Question

The equation of the tangent to the curve x^5/2 + y^5/2 = 33 at the point(1, 4) is:

• A. x + 8y − 33 = 0
• B. 12x + y − 8 = 0
• C. x + 8y − 12 = 0
• D. x + 12y − 8 = 0

Hint:

When differentiating implicitly, always remember to apply the chain rule when dealing with terms involving \( y \), as \( y \) is treated as a function of \( x \). This means that when differentiating \( y^2 \), you must also include \( \frac{dy}{dx} \). Once you have derived \( \frac{dy}{dx} \), you can use it to find the slope at a specific point, and from there, you can write the equation of the tangent line using the point-slope form of the line equation.

Answer 1

The Correct Option is A

To find the equation of the tangent to the curve given by \(x^{5/2}+y^{5/2}=33\) at the point (1, 4), we will use implicit differentiation. Differentiate both sides with respect to \(x\). 

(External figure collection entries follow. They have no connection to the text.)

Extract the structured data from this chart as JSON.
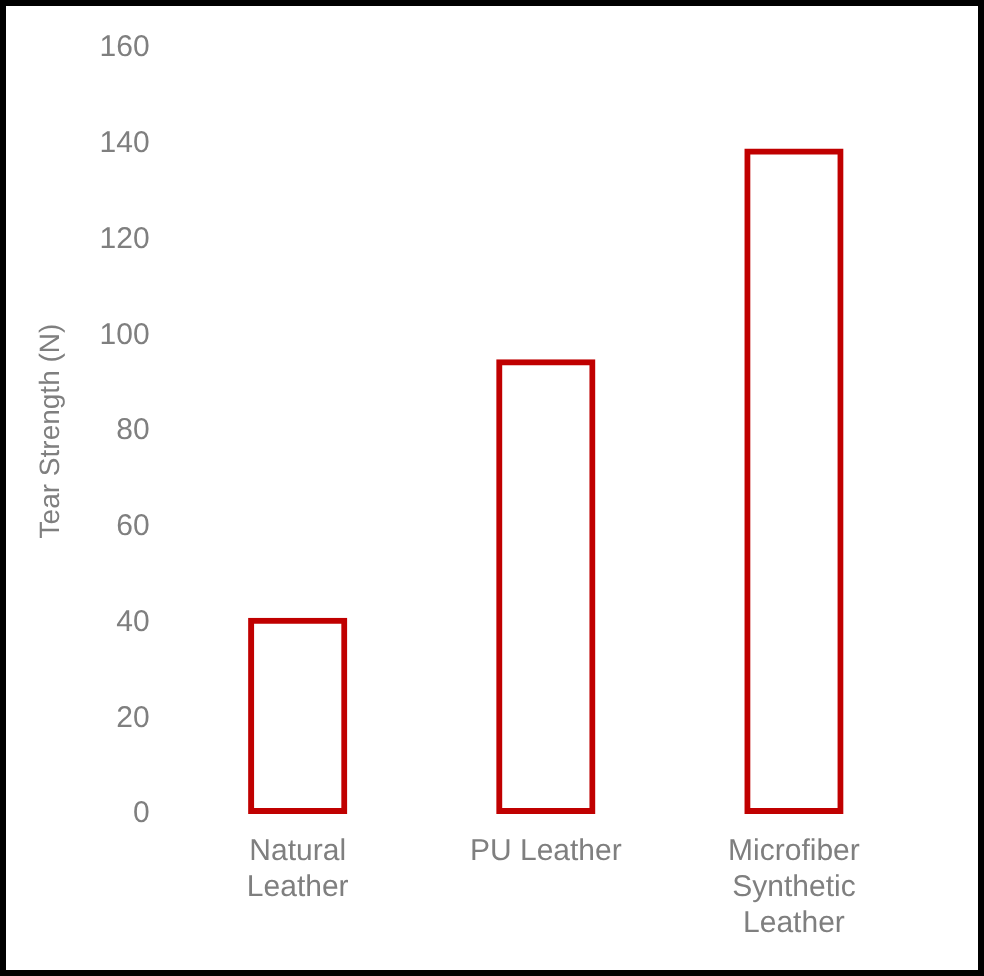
{
  "chart_data": {
    "type": "bar",
    "ylabel": "Tear Strength (N)",
    "categories": [
      "Natural Leather",
      "PU Leather",
      "Microfiber Synthetic Leather"
    ],
    "values": [
      41,
      95,
      139
    ],
    "color": "#c00000",
    "ylim": [
      0,
      160
    ],
    "yticks": [
      0,
      20,
      40,
      60,
      80,
      100,
      120,
      140,
      160
    ],
    "grid": false,
    "legend": false
  }
}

\(\frac{d}{dx}(x^{5/2})+\frac{d}{dx}(y^{5/2})=\frac{d}{dx}(33)\)

Using the chain rule and power rule, we have:

\(\frac{5}{2}x^{3/2}+\frac{5}{2}y^{3/2}\frac{dy}{dx}=0\)

Solve for \(\frac{dy}{dx}\) to find the slope of the tangent:

\(\frac{5}{2}y^{3/2}\frac{dy}{dx}=-\frac{5}{2}x^{3/2}\)

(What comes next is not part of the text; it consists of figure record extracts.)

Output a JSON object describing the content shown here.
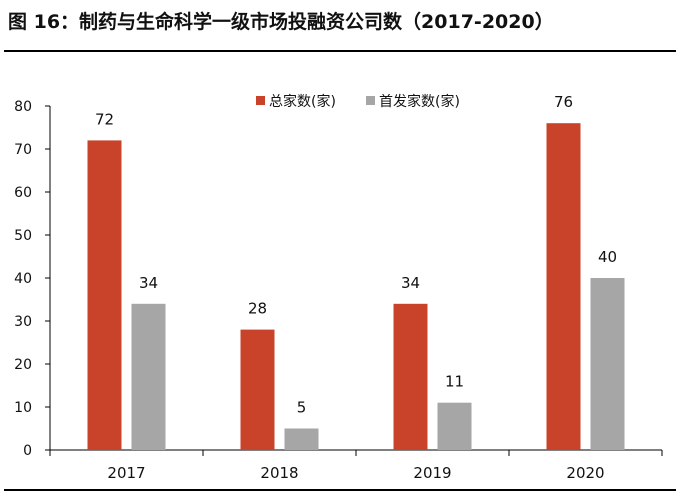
{
  "figure": {
    "title": "图 16：制药与生命科学一级市场投融资公司数（2017-2020）"
  },
  "chart_data": {
    "type": "bar",
    "categories": [
      "2017",
      "2018",
      "2019",
      "2020"
    ],
    "series": [
      {
        "name": "总家数(家)",
        "values": [
          72,
          28,
          34,
          76
        ],
        "color": "#C9432A"
      },
      {
        "name": "首发家数(家)",
        "values": [
          34,
          5,
          11,
          40
        ],
        "color": "#A6A6A6"
      }
    ],
    "ylim": [
      0,
      80
    ],
    "yticks": [
      0,
      10,
      20,
      30,
      40,
      50,
      60,
      70,
      80
    ],
    "data_labels": true,
    "grid": false,
    "legend_position": "top-center",
    "xlabel": "",
    "ylabel": ""
  }
}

\(\frac{dy}{dx}=-\frac{x^{3/2}}{y^{3/2}}\)

Now substitute \(x=1\) and \(y=4\) into the derivative to find the slope at (1, 4):

\(\frac{dy}{dx}=-\frac{1^{3/2}}{4^{3/2}}=-\frac{1}{8}\)

With the slope \(-\frac{1}{8}\) at (1, 4), use the point-slope form of the line equation \(y-y_1=m(x-x_1)\):

\(y-4=-\frac{1}{8}(x-1)\)

Simplify this equation:

\(y-4=-\frac{1}{8}x+\frac{1}{8}\)

Multiply through by 8 to clear fractions:

\(8y-32=-x+1\)

Rearrange to form the equation:

\(x+8y-33=0\)

The equation of the tangent to the curve at point (1, 4) is \(x+8y-33=0\).

Answer 2

To find the equation of the tangent to the curve \(x^{5/2} + y^{5/2} = 33\) at the point (1, 4), we follow these steps: 

• First, differentiate the given equation implicitly with respect to x. The differentiation leads to: \(\frac{5}{2}x^{3/2} + \frac{5}{2}y^{3/2}\frac{dy}{dx} = 0\).
• Solve for \(\frac{dy}{dx}\):
  \(\frac{dy}{dx} = -\frac{x^{3/2}}{y^{3/2}}\).
• Substitute the point (1, 4) into the derivative to find the slope of the tangent:
  \(\frac{dy}{dx} = -\frac{1^{3/2}}{4^{3/2}} = -\frac{1}{8}\).
• Using the point-slope form of the tangent line equation: \(y - y_1 = m(x - x_1)\), where \(m = -\frac{1}{8}\) and \((x_1, y_1) = (1, 4)\), we have:
  \(y - 4 = -\frac{1}{8}(x - 1)\).
• Simplify to form the equation in standard form:
  Multiply through by 8 to eliminate the fraction: \(8(y - 4) = -(x - 1)\)
  \(8y - 32 = -x + 1\)
  Rearrange: \(x + 8y = 33\).

Thus, the equation of the tangent is \(x + 8y - 33 = 0\).